TCD #88: Deprecate eBTC Product and Discontinue UIs for eBTC and Legacy Vaults after June 30th

Background

State of eBTC

After more than a year since launch and with just $3.7M of incentivized user collateral held by the protocol, it is clear that eBTC has failed to achieve product-market fit.

The primary reason for that, I believe, is that the market for overcollateralized BTC minting doesn’t exist (see: eBTC Lending Market ).

I also believe that, due to fundamental reasons, this market is unlikely to exist in the future, which makes further investment into eBTC development and maintenance unlikely to yield a return for the DAO.

When it comes to deprecating products, the DAO has a vault discontinuation policy that was approved by the Community Council back in 2022, which can loosely be applied here, together with some costs and benefits analysis.

The policy states that unprofitable vaults or vaults with annual profit below $50k should be discontinued.

In the case of eBTC, it is deep in the negative territory.

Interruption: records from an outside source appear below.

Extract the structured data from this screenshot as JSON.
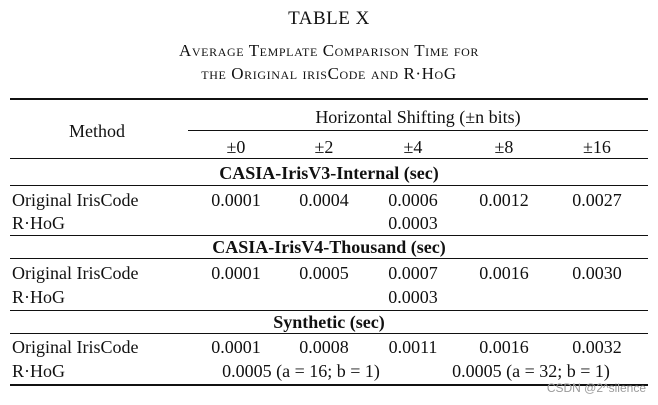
{
  "caption": {
    "table_label": "TABLE X",
    "line1": "Average Template Comparison Time for",
    "line2": "the Original irisCode and R·HoG"
  },
  "header": {
    "method": "Method",
    "group": "Horizontal Shifting (±n bits)",
    "shifts": [
      "±0",
      "±2",
      "±4",
      "±8",
      "±16"
    ]
  },
  "sections": [
    {
      "title": "CASIA-IrisV3-Internal (sec)",
      "rows": [
        {
          "method": "Original IrisCode",
          "values": [
            "0.0001",
            "0.0004",
            "0.0006",
            "0.0012",
            "0.0027"
          ]
        },
        {
          "method": "R·HoG",
          "merged": "0.0003"
        }
      ]
    },
    {
      "title": "CASIA-IrisV4-Thousand (sec)",
      "rows": [
        {
          "method": "Original IrisCode",
          "values": [
            "0.0001",
            "0.0005",
            "0.0007",
            "0.0016",
            "0.0030"
          ]
        },
        {
          "method": "R·HoG",
          "merged": "0.0003"
        }
      ]
    },
    {
      "title": "Synthetic (sec)",
      "rows": [
        {
          "method": "Original IrisCode",
          "values": [
            "0.0001",
            "0.0008",
            "0.0011",
            "0.0016",
            "0.0032"
          ]
        },
        {
          "method": "R·HoG",
          "merged_a": "0.0005 (a = 16; b = 1)",
          "merged_b": "0.0005 (a = 32; b = 1)"
        }
      ]
    }
  ],
  "watermark": "CSDN @2^silence"
}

Before discontinuing the minting incentives, the DAO used to spend close to $5 of minting and liquidity incentives per $1 of revenue, which can be considered as the normal cost-efficiency ratio to expect from the protocol when growing or maintaining TVL.
Currently, it still spends 2:1 on Curve liquidity, while also locking a significant amount of Treasury assets in the protocol CDP and to support liquidity on Uniswap.

Even in the stable state, where just the protocol revenue is directed towards liquidity, it’s still a net neutral product before maintenance costs, which are quite significant for eBTC.

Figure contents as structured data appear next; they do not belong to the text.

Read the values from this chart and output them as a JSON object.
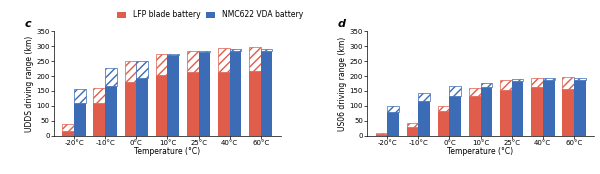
{
  "temperatures": [
    "-20°C",
    "-10°C",
    "0°C",
    "10°C",
    "25°C",
    "40°C",
    "60°C"
  ],
  "udds": {
    "lfp_solid": [
      15,
      110,
      180,
      205,
      212,
      215,
      218
    ],
    "lfp_hatch": [
      25,
      50,
      72,
      68,
      73,
      78,
      78
    ],
    "nmc_solid": [
      110,
      168,
      193,
      270,
      280,
      285,
      285
    ],
    "nmc_hatch": [
      48,
      60,
      58,
      5,
      5,
      5,
      5
    ]
  },
  "us06": {
    "lfp_solid": [
      5,
      28,
      83,
      133,
      153,
      163,
      158
    ],
    "lfp_hatch": [
      5,
      13,
      17,
      28,
      35,
      32,
      40
    ],
    "nmc_solid": [
      80,
      118,
      132,
      163,
      182,
      186,
      186
    ],
    "nmc_hatch": [
      18,
      25,
      35,
      15,
      8,
      8,
      8
    ]
  },
  "lfp_color": "#e05c4b",
  "nmc_color": "#3b6cb5",
  "hatch_color": "#ffffff",
  "hatch_pattern": "////",
  "ylabel_c": "UDDS driving range (km)",
  "ylabel_d": "US06 driving range (km)",
  "xlabel": "Temperature (°C)",
  "ylim": [
    0,
    350
  ],
  "yticks": [
    0,
    50,
    100,
    150,
    200,
    250,
    300,
    350
  ],
  "legend_label_lfp": "LFP blade battery",
  "legend_label_nmc": "NMC622 VDA battery",
  "label_c": "c",
  "label_d": "d",
  "bar_width": 0.38,
  "axis_fontsize": 5.5,
  "tick_fontsize": 5.0,
  "legend_fontsize": 5.5
}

According to the Association’s estimates for Q2, its maintenance costs for running eBTC and other DAO-related items it managed were approaching $2M per year.

While a lot of it can be attributed to the Association’s overhead, it is clear that this state of affairs is not sustainable.

Even if that amount can be reduced by 75%, it is still a bad investment for the DAO, because the chances for eBTC to grow or become sufficiently profitable in the stable state would be minimal.

The Transition Away from the Association

The direction the Treasury Council has taken with TCD 85 and subsequent transition efforts is to drastically reduce maintenance costs and focus spending on developing the new product with a much leaner approach.

Within that approach, keeping the legacy products up & running is hardly advisable, because not only does that imply significantly larger overhead related to security monitoring, it also takes away from the limited developer capacity we have to build the new product.

Overall, fully transitioning eBTC and legacy vaults away from the Association introduces risk, requires significant effort, and the returns are expected to be negative.

Thus, there is little argument to be had to do it - and we should try to keep the maintenance efforts of operating these products to a minimum.

Implementation

The way that minimal maintenance state looks like is still pending technical details with the Association, but the general idea is to:

  • Announce to the community that eBTC is being deprecated, and that the DAO will stop providing official UIs to eBTC and legacy vaults after June 30th.
  • Make sure that there is enough liquidity available for eBTC users to exit their positions close to peg.
  • After June 30th:
    • Keep the vital eBTC infrastructure (e.g. oracles) on.
    • Stop providing all incentives
    • Provide instructions for users how to exit their positions via alternative ways to interact with smart contracts (e.g. Etherscan).
    • Keep providing support via badger.com to users who haven’t managed to exit their positions.

The goal with the approach is to minimize disruptions to users as much as possible, while considering the limitation of the UI deprecation after June 30th.

As both eBTC and the legacy vaults are smart contracts that exist on blockchains, users will keep having the opportunity to interact with them and withdraw their funds - and the difference between interacting with the UI and interacting with the smart contracts directly through Etherscan is not that significant, provided a clear instruction is available and support is given upon request.